Having demonstrated with others that the technique can solve difficult problems, Lancaster is gearing up to continue tackling and understanding fundamental questions in chemical catalysis, such as: How can we build a better catalyst? How can we build one that produces less waste? That doesn’t rely on precious or toxic metals? And, how can we draw inspiration from biology, which achieves very difficult chemical transformations, when designing catalytic processes?
“The bottom line is that we’re interested in solving or understanding systems and solving problems that are relevant to minimizing the burden we place on this planet,” he said. “Transition metals have granted humans immense power to transform matter. And the ability to rationally control how they do so is really the grand challenge of inorganic chemistry in the 21st century.”

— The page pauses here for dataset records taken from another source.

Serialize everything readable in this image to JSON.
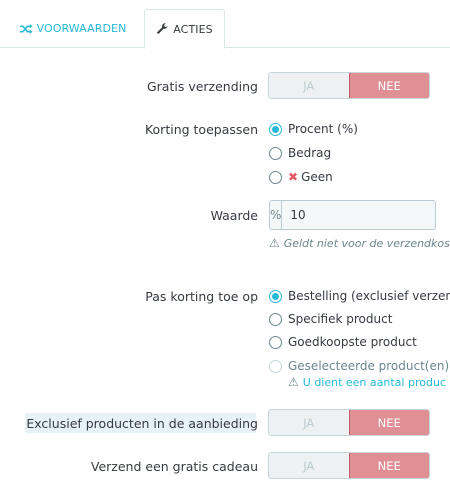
{
  "tabs": [
    {
      "label": "VOORWAARDEN",
      "icon": "shuffle-icon"
    },
    {
      "label": "ACTIES",
      "icon": "wrench-icon"
    }
  ],
  "free_shipping": {
    "label": "Gratis verzending",
    "yes": "JA",
    "no": "NEE",
    "selected": "no"
  },
  "apply_discount": {
    "label": "Korting toepassen",
    "options": [
      {
        "label": "Procent (%)",
        "checked": true
      },
      {
        "label": "Bedrag",
        "checked": false
      },
      {
        "label": "Geen",
        "checked": false,
        "icon": "close-icon"
      }
    ]
  },
  "value": {
    "label": "Waarde",
    "addon": "%",
    "input_value": "10",
    "help": "Geldt niet voor de verzendkoste"
  },
  "apply_discount_to": {
    "label": "Pas korting toe op",
    "options": [
      {
        "label": "Bestelling (exclusief verzendk",
        "checked": true
      },
      {
        "label": "Specifiek product",
        "checked": false
      },
      {
        "label": "Goedkoopste product",
        "checked": false
      },
      {
        "label": "Geselecteerde product(en)",
        "checked": false,
        "disabled": true
      }
    ],
    "help": "U dient een aantal produc"
  },
  "exclude_discounted": {
    "label": "Exclusief producten in de aanbieding",
    "yes": "JA",
    "no": "NEE",
    "selected": "no"
  },
  "free_gift": {
    "label": "Verzend een gratis cadeau",
    "yes": "JA",
    "no": "NEE",
    "selected": "no"
  },
  "colors": {
    "accent": "#25b9d7",
    "toggle_no_bg": "#e08f95",
    "danger_icon": "#e5596a"
  }
}
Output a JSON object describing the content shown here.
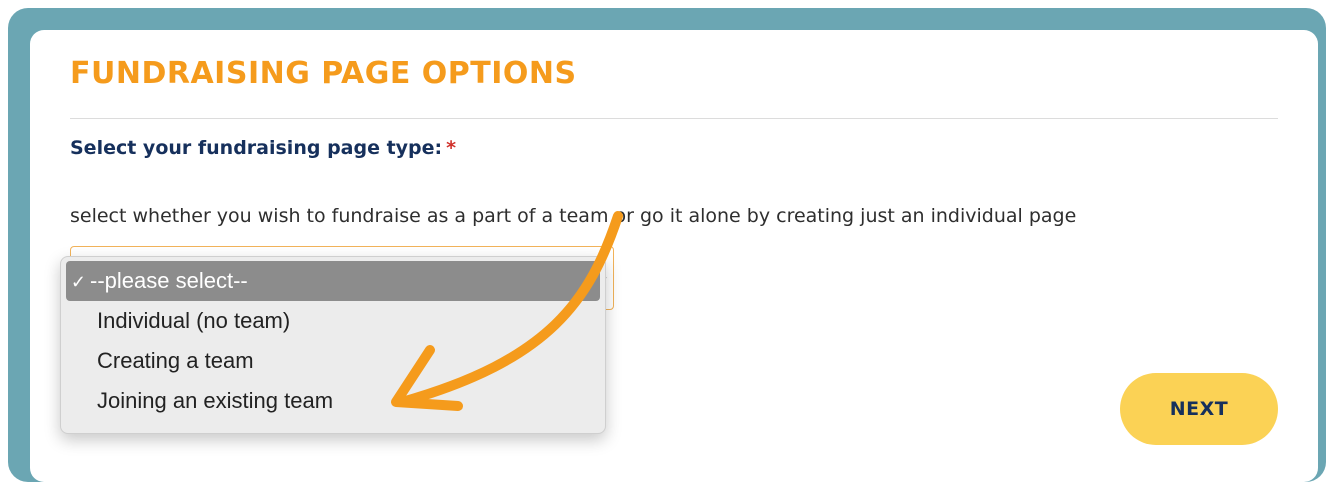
{
  "header": {
    "title": "FUNDRAISING PAGE OPTIONS"
  },
  "form": {
    "label": "Select your fundraising page type:",
    "required_marker": "*",
    "helper_text": "select whether you wish to fundraise as a part of a team or go it alone by creating just an individual page",
    "select": {
      "options": [
        {
          "label": "--please select--",
          "selected": true,
          "check": "✓"
        },
        {
          "label": "Individual (no team)",
          "selected": false
        },
        {
          "label": "Creating a team",
          "selected": false
        },
        {
          "label": "Joining an existing team",
          "selected": false
        }
      ]
    },
    "next_label": "NEXT"
  },
  "colors": {
    "frame": "#6ba6b3",
    "title": "#f59b1c",
    "label": "#16305c",
    "button": "#fbd255",
    "arrow": "#f59b1c"
  }
}
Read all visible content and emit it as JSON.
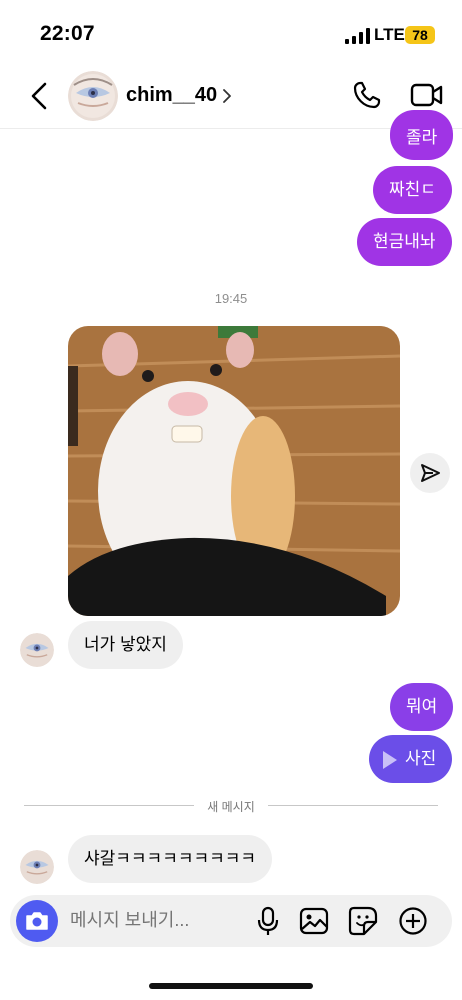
{
  "status_bar": {
    "time": "22:07",
    "network": "LTE",
    "battery": "78"
  },
  "header": {
    "username": "chim__40",
    "icons": [
      "back-chevron-icon",
      "avatar",
      "chevron-right-icon",
      "phone-icon",
      "video-camera-icon"
    ]
  },
  "messages": {
    "out1": "졸라",
    "out2": "짜친ㄷ",
    "out3": "현금내놔",
    "timestamp": "19:45",
    "in1": "너가 낳았지",
    "out4": "뭐여",
    "out5_label": "사진",
    "new_messages_divider": "새 메시지",
    "in2": "샤갈ㅋㅋㅋㅋㅋㅋㅋㅋㅋ"
  },
  "composer": {
    "placeholder": "메시지 보내기...",
    "icons": [
      "camera-icon",
      "microphone-icon",
      "gallery-icon",
      "sticker-icon",
      "add-icon"
    ]
  },
  "colors": {
    "outgoing_bubble": "#a034e5",
    "outgoing_bubble_alt": "#6b4ee8",
    "incoming_bubble": "#efefef",
    "camera_button": "#4f5bf1",
    "battery": "#f5c518"
  }
}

In addition to science, Lancaster used to D.J. in his spare time back in Southern California, where he grew up and attended school. In his lab, which is currently being assembled, he claims to have the best sound-system in S.T. Olin. He also enjoys red wine — Malbec, in particular, after recently spending time in Argentina, a country known for that varietal — which he drinks at wine hours on Friday’s with some colleagues in the chemistry department.
His advice to students now studying at the University, regardless of major, is that if you are doing what you love, things are going to pan out. Worked for him, he said.
Regarding his naming on the Forbes’ list, Lancaster said he“feels honored.” “I hope I can continue to deliver good science,” he added.